And the control module 26 is used for controlling the three-dimensional data acquisition equipment to execute actions corresponding to the control instructions.
It should be noted that, reference may be made to the description related to the embodiment shown in fig. 1 for a preferred implementation of the embodiment shown in fig. 2, and details are not repeated here.
Fig. 3 is a block diagram of a three-dimensional data acquisition apparatus according to an embodiment of the present application, and as shown in fig. 3, the three-dimensional data acquisition apparatus includes: an acquisition device 30 and a processor 32, wherein,
the acquisition device 30 is connected with the processor 32, and is used for acquiring the limb posture data of the target object and sending the limb posture data to the processor 32, wherein the limb posture data includes: three-dimensional coordinate data and texture image data of the limb posture;
in one embodiment provided by the present application, the acquisition device 30 is a camera installed on the three-dimensional data acquisition equipment. The target object is a user who is currently operating the three-dimensional data acquisition equipment. The limb gesture may be a hand gesture, a head gesture, or a body gesture, etc. In the embodiments provided herein, the limb gesture is a hand gesture.
And a processor 32 for executing the above control method of the three-dimensional data acquisition device.
It should be noted that, reference may be made to the description related to the embodiment shown in fig. 1 for a preferred implementation of the embodiment shown in fig. 3, and details are not described here again.
The embodiment of the application also provides a nonvolatile storage medium, which comprises a stored program, wherein the control method of the three-dimensional data acquisition equipment is implemented by controlling the equipment where the nonvolatile storage medium is located when the program runs.

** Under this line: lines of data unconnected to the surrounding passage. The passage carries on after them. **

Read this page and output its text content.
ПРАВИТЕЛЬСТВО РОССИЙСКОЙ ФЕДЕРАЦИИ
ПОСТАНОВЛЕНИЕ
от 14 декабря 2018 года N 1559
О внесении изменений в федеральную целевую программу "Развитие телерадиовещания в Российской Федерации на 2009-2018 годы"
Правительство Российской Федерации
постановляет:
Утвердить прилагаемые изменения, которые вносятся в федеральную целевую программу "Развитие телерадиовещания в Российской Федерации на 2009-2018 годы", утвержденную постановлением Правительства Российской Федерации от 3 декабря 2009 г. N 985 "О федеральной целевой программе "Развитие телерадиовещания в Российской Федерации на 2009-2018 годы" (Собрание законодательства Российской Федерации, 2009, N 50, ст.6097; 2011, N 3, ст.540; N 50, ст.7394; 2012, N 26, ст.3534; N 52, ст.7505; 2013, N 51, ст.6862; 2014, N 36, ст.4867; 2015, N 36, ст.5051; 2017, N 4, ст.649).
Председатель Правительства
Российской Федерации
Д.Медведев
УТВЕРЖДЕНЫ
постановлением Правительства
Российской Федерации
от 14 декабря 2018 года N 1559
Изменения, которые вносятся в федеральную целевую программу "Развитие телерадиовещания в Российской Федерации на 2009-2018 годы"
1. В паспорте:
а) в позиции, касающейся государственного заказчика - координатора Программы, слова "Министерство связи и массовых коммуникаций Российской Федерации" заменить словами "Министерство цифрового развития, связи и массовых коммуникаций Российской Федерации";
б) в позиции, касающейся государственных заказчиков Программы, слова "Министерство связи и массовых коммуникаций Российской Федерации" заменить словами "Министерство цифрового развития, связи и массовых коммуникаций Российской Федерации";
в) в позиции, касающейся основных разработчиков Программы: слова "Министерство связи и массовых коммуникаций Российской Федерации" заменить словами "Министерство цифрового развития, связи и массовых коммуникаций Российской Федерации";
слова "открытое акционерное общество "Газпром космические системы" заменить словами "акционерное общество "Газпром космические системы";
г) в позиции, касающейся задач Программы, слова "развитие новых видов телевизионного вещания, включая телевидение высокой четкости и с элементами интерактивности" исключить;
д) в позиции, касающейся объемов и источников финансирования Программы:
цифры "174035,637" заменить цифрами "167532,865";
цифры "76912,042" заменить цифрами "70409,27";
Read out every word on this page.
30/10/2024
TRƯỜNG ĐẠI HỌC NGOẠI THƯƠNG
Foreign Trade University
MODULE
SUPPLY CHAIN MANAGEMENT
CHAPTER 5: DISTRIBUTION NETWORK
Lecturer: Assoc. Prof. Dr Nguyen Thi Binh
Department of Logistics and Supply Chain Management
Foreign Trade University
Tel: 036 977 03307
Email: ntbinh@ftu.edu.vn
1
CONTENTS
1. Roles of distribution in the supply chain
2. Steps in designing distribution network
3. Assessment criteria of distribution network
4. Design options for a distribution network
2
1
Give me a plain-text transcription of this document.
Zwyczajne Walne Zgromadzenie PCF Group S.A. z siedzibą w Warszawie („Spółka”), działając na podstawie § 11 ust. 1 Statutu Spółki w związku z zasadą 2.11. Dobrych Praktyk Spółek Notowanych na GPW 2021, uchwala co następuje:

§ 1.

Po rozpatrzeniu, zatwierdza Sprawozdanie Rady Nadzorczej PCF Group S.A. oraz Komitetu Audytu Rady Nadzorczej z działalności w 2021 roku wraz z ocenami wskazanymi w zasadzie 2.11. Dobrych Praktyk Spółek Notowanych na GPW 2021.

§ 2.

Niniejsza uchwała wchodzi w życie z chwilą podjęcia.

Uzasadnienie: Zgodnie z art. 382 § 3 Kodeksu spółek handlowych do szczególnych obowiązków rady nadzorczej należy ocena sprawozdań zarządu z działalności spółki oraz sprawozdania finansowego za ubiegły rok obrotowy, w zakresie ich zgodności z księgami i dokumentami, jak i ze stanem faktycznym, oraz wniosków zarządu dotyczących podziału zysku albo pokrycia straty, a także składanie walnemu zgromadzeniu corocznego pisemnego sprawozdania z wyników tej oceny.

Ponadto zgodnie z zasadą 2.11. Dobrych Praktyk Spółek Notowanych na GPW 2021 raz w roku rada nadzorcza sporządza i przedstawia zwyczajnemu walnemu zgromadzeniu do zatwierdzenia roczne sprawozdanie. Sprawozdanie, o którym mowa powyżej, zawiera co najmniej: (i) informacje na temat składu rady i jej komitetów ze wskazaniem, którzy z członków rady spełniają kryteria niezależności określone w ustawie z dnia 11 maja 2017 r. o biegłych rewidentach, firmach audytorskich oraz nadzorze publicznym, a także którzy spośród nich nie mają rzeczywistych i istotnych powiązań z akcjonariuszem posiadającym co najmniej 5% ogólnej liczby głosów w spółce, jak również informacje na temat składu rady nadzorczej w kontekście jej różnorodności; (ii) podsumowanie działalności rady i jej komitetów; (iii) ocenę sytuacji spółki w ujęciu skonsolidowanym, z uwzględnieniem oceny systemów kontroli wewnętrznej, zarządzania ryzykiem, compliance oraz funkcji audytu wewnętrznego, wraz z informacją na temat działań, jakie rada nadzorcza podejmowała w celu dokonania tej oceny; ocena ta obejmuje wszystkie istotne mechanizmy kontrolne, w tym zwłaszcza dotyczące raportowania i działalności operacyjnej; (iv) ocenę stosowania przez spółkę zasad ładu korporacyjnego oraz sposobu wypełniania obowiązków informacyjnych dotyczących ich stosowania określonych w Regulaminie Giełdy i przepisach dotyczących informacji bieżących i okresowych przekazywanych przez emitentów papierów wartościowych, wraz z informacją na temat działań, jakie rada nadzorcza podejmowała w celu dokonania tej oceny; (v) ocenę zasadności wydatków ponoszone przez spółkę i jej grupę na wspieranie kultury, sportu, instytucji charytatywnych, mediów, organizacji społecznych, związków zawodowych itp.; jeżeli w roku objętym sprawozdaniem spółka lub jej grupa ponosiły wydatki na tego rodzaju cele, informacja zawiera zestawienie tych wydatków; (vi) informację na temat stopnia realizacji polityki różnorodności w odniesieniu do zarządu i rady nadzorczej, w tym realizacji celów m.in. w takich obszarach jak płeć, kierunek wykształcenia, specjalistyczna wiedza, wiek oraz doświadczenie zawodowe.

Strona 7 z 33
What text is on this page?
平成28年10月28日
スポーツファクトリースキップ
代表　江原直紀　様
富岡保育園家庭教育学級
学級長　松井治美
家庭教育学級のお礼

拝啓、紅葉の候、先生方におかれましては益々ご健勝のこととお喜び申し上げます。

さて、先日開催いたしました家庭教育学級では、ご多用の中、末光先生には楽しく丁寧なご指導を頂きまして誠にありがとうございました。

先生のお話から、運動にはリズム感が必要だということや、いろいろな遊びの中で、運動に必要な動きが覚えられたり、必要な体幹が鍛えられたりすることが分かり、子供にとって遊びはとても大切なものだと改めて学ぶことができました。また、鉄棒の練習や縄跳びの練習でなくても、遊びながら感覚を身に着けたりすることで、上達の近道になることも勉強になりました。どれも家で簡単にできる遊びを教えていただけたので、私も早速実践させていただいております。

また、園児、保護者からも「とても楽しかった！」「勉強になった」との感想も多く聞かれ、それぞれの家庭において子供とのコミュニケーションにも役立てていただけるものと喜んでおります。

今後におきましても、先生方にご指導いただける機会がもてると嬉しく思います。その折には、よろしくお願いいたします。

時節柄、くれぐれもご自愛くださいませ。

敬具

The nonvolatile storage medium stores a program for executing the following functions: acquiring limb posture data of a first target object, wherein the limb posture data comprises: three-dimensional coordinate data and texture image data of the limb posture; inputting the limb posture data into a deep learning model for recognition to obtain a limb posture of a first target object; acquiring a control instruction corresponding to the limb posture, wherein the control instruction is used for controlling the three-dimensional data acquisition equipment; and controlling the three-dimensional data acquisition equipment to execute the action corresponding to the control instruction.
The embodiment of the present application further provides a processor, where the processor is configured to run a program stored in a memory, and when the program is run, the processor performs the above control of the three-dimensional data acquisition device.
The processor is used for running a program for executing the following functions: acquiring limb posture data of a first target object, wherein the limb posture data comprises: three-dimensional coordinate data and texture image data of the limb posture; inputting the limb posture data into a deep learning model for recognition to obtain a limb posture of a first target object; acquiring a control instruction corresponding to the limb posture, wherein the control instruction is used for controlling the three-dimensional data acquisition equipment; and controlling the three-dimensional data acquisition equipment to execute the action corresponding to the control instruction.
The above-mentioned serial numbers of the embodiments of the present application are merely for description and do not represent the merits of the embodiments.
In the above embodiments of the present application, the descriptions of the respective embodiments have respective emphasis, and for parts that are not described in detail in a certain embodiment, reference may be made to related descriptions of other embodiments.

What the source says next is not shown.